Rev-Rev Response Element Activity Selection Bias at the Human Immunodeficiency Virus Transmission Bottleneck

Abstract

Background: Sexual transmission of human immunodeficiency virus (HIV) is inefficient and results in selection of viral variants based on incompletely understood factors. Functional variation in the Rev-Rev response element (RRE) regulatory axis of HIV affect replication kinetics and relative expression of viral proteins. We explored whether differences in this axis among viral isolates affect transmission fitness.

Methods: HIV sequences were identified from nine female-to-male transmission pairs. Using a rapid flow cytometric assay, we analyzed Rev-RRE functional activity of primary isolates.

Results: Rev-RRE activity was significantly lower in recipient viruses compared with corresponding donor viruses. In most transmission events, recipient virus Rev-RRE activity clustered at the extreme low end of the range of donor virus activity.

Conclusions: These data indicate selection pressure on the Rev-RRE axis during female-to-male sexual transmission. Variation in Rev-RRE activity may permit viral adaptation to different fitness landscapes and could play an important role in HIV pathogenesis.

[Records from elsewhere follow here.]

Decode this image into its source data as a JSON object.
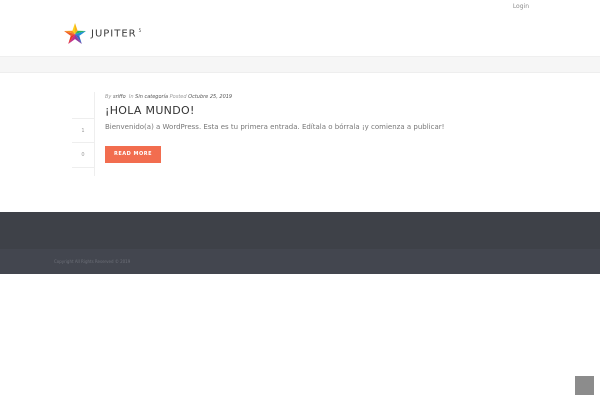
{
  "topbar": {
    "login_label": "Login"
  },
  "logo": {
    "text": "JUPITER",
    "superscript": "5",
    "icon": "colorful-star-icon",
    "colors": [
      "#e8332b",
      "#f7b21c",
      "#2fb45a",
      "#1f8fd6",
      "#8b3ea0"
    ]
  },
  "post": {
    "meta": {
      "by_prefix": "By",
      "author": "sriffo",
      "in_prefix": "In",
      "category": "Sin categoría",
      "posted_prefix": "Posted",
      "date": "Octubre 25, 2019"
    },
    "side": {
      "likes": "1",
      "comments": "0"
    },
    "title": "¡HOLA MUNDO!",
    "excerpt": "Bienvenido(a) a WordPress. Esta es tu primera entrada. Edítala o bórrala ¡y comienza a publicar!",
    "read_more_label": "READ MORE",
    "accent_color": "#f26d4f"
  },
  "footer": {
    "copyright": "Copyright All Rights Reserved © 2019",
    "bg_color": "#3e4148",
    "sub_bg_color": "#43464f"
  },
  "scroll_top": {
    "icon": "scroll-to-top-icon"
  }
}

Keywords: HIV; HIV Rev; viral pathogenesis; viral transmission.

Figure 1.

Phylogenetic trees for individual transmission pairs. A phylogenetic tree was generated using the neighbor-joining method for 401 single-genome human immunodeficiency virus (HIV) sequences. The sequences of 4 hundred primary isolates associated with 18 individuals in 9 linked female-to-male HIV transmission pairs were obtained from GenBank. The laboratory strain NL4-3 was included in tree generation as an outgroup but was excluded from the figure display for clarity. Portions of the tree corresponding to the individual transmission pairs, A–I, are displayed separately. Tip symbols differentiate sequences from donors and recipients, as well as genomes containing Rev–Rev response element pairs that were selected or not selected for inclusion in functional assays. Horizontal bars represent nucleotide substitutions per site. See also Supplementary Figures 1 and 2.

Figure 2.

Proportion of viral variants represented in functional activity assays. A subset of the unique Rev–Rev response element (RRE) cognate pairs from primary isolates were included in the functional activity assays. For each individual, the proportion of the sequenced viral variants from that individual's plasma containing a Rev–RRE sequence included in the functional assays is shown. Individuals are indicated by the transmission pair, A through I, and the position within each transmission pair, either the donor or recipient partner.

Figure 3.

Rev–Rev response element (RRE) functional activity of viral variants from donors and recipients. The relative functional activity of selected Rev-RRE pairs from primary isolates in both donors and recipients is shown. Each human immunodeficiency virus transmission pair is displayed, from A through I, with Rev-RRE cognate pairs from donor viral sequences on the left of each box and Rev-RRE cognate pairs from recipient viral sequences on the right. Each bubble is a unique Rev-RRE pair in the indicated individual's quasispecies. The position of the bubble on the y-axis represents the relative level of Rev-RRE functional activity for that pair. The area of each bubble is scaled to the relative prevalence of the Rev-RRE pair sequence within the individual's sequenced quasispecies. The weighted average of variant Rev-RRE activity for each individual quasispecies is indicated by the dashed horizontal line. Rev-RRE activity distributions of the donor and the recipient variants were compared for each transmission pair by means of independent-samples Mann-Whitney U test, and the P value for this comparison is shown in each plot. Activity units are multiples of the Rev-RRE activity of the laboratory strain NL4-3.

Figure 4.

Contributions of Rev and the Rev–response element (RRE) to cognate pair functional activity. The relative functional activity of Rev-RRE cognate pairs from primary isolates, as well as the activity of the component Rev with NL4-3 RRE and the component RRE with NL4-3 Rev is shown. Relative activity is shown as multiples of the activity of the NL4-3 cognate pair without units, such that 1 corresponds to the NL4-3 Rev/NL4-3 RRE pair. Observations from technical replicates (n = 5 or 6) are shown as dots. Bars represent the mean values of individual observations, and error bars represent standard deviation. Statistical comparisons were performed using 1-way analysis of variant with adjustment for multiple comparisons using the Dunnett T3 method. Primary isolate 1 was obtained from donor I (accession no. KR820312), isolate 2 from recipient B (KR820385), isolate 3 from donor G (KY112428), isolate 4 from donor C (KY112346), and isolate 5 from recipient A (JX973051). Cognate pair activity values replicate values shown in Figure 3. Abbreviation: NS, not significant. *P < .05; **P < .01; ***P < .001.